Our tour group next took a boat and crossed Lake Ashi. With snow on the ground, the autumn air appeared clear and cool. The lake was a bright blue, and snowcapped Mt. Fuji sparkled in the distance. A postcard photo could not have been better.

“On most days Mt. Fuji is hidden in clouds,” our guide informed us. “You’re very lucky.”

We returned to Tokyo on the revolutionary “Bullet Train,” a silver tube traveling at 130 miles per hour. Clean and comfortable with large windows, our trip back took less than an hour and was a perfect end to a fabulous excursion.

Maureen, my roommate for the five-day layover, greeted me on my arrival. She showed me pearls and a camera she had purchased. Each crew member also bought the popular four-foot-high charcoal grill, or hibachi. It was shaped like a giant green egg. I added my name to the list, and the hotel called in the extra order.

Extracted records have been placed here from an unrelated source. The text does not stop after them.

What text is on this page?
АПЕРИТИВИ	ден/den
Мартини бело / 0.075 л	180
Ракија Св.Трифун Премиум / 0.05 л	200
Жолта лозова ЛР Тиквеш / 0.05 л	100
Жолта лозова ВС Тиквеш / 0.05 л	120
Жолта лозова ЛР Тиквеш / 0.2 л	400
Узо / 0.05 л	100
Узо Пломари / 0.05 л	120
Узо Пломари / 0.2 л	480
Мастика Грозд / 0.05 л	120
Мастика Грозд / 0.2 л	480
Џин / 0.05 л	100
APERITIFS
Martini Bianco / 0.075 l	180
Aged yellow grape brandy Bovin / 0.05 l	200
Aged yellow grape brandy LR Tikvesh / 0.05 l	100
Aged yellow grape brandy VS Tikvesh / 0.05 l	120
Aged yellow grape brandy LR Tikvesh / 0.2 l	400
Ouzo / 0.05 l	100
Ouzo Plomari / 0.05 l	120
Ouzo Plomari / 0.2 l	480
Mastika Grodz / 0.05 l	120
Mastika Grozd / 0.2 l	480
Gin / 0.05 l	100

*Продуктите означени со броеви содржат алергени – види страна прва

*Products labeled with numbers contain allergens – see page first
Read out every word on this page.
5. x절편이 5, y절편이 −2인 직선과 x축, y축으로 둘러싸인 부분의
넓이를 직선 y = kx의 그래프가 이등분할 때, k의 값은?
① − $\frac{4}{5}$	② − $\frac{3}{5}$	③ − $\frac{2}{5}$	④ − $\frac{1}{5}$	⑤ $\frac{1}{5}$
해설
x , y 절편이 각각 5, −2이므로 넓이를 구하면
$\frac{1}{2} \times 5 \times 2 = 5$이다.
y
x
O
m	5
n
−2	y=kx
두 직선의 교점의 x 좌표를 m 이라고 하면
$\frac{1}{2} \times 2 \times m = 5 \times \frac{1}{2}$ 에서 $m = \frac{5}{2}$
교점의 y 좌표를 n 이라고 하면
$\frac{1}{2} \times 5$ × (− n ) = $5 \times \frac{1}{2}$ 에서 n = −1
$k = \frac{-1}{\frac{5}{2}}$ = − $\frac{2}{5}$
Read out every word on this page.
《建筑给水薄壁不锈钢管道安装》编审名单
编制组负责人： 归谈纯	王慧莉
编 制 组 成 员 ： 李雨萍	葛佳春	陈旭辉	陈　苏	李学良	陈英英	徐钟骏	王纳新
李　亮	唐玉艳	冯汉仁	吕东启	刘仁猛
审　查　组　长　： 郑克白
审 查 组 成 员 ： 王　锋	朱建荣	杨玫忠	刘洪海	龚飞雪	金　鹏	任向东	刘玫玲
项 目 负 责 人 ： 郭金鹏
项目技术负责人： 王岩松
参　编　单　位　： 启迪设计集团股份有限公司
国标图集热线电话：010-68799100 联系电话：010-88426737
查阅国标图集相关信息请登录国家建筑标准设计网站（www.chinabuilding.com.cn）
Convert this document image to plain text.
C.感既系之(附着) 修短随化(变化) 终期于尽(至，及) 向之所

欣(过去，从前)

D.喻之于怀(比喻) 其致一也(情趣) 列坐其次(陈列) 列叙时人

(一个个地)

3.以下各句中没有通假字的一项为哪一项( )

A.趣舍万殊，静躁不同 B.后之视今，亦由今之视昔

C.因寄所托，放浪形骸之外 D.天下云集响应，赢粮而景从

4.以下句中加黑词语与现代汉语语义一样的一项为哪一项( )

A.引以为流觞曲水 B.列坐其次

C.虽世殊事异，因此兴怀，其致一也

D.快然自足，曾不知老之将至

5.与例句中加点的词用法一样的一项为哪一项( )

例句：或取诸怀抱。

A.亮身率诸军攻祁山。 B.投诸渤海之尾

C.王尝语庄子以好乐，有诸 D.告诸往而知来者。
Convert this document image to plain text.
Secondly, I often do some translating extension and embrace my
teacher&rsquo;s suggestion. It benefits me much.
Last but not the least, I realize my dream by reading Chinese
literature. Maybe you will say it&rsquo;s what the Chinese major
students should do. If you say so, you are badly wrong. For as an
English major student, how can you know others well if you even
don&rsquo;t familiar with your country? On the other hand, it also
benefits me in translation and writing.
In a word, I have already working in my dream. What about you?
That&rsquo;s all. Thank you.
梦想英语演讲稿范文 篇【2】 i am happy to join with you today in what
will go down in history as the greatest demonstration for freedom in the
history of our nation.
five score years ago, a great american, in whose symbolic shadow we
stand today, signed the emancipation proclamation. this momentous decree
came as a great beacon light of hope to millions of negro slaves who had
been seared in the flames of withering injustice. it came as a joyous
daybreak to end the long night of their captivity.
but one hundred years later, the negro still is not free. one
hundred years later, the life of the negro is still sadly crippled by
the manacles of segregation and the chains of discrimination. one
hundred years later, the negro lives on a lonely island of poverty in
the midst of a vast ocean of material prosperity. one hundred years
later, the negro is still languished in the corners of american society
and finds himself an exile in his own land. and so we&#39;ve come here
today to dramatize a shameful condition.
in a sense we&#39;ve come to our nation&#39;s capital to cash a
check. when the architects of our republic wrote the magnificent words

The next day Maureen and I walked to a nearby neighborhood, exploring the narrow streets lined with small one-story homes. Wind whirled the roadside snow into drifts, some two feet high. As we trudged along, a local resident greeted us.

“Hi. My name is Sumiko. I’m studying English. Can you help me learn?”

After a few minutes of chatting about schools and family, she invited us into her home to meet her mother, Mrs. Hatta. We took off our boots at the front door, put on soft slippers, and walked across straw tatami mats.

The living room/dining area had patio doors that showcased a tiny garden with miniature statues and large stones protruding through the snow. Sitting on pillows around a low table, we could see the garden while we enjoyed some tea. The three of us sat while Mrs. Hatta waited on us.

Their home office converted to a bedroom at night. Sumiko showed us how she pushed the chairs to the side and unfolded a futon (a mat on the floor). The inner wall, from floor to ceiling, was composed of cabinets containing office supplies, sheets, pillows, blankets and a small Shinto shrine.

“Thank you for allowing us into your home,” Maureen said, bowing slightly as we started to leave.

“I hope we helped you with your English, Sumiko,” I added.

“We are pleased you accepted my invitation,” Sumiko said, bowing alongside her mother.

It was all very formal, but truly unique. We remarked about the extraordinary invitation. Although Japanese people are friendly, they are very private.

The other flight attendants appeared jealous of our adventure. Maureen mentioned that we were going to a local restaurant for dinner, instead of dining at the hotel.

She asked, “Would anyone want to join us?”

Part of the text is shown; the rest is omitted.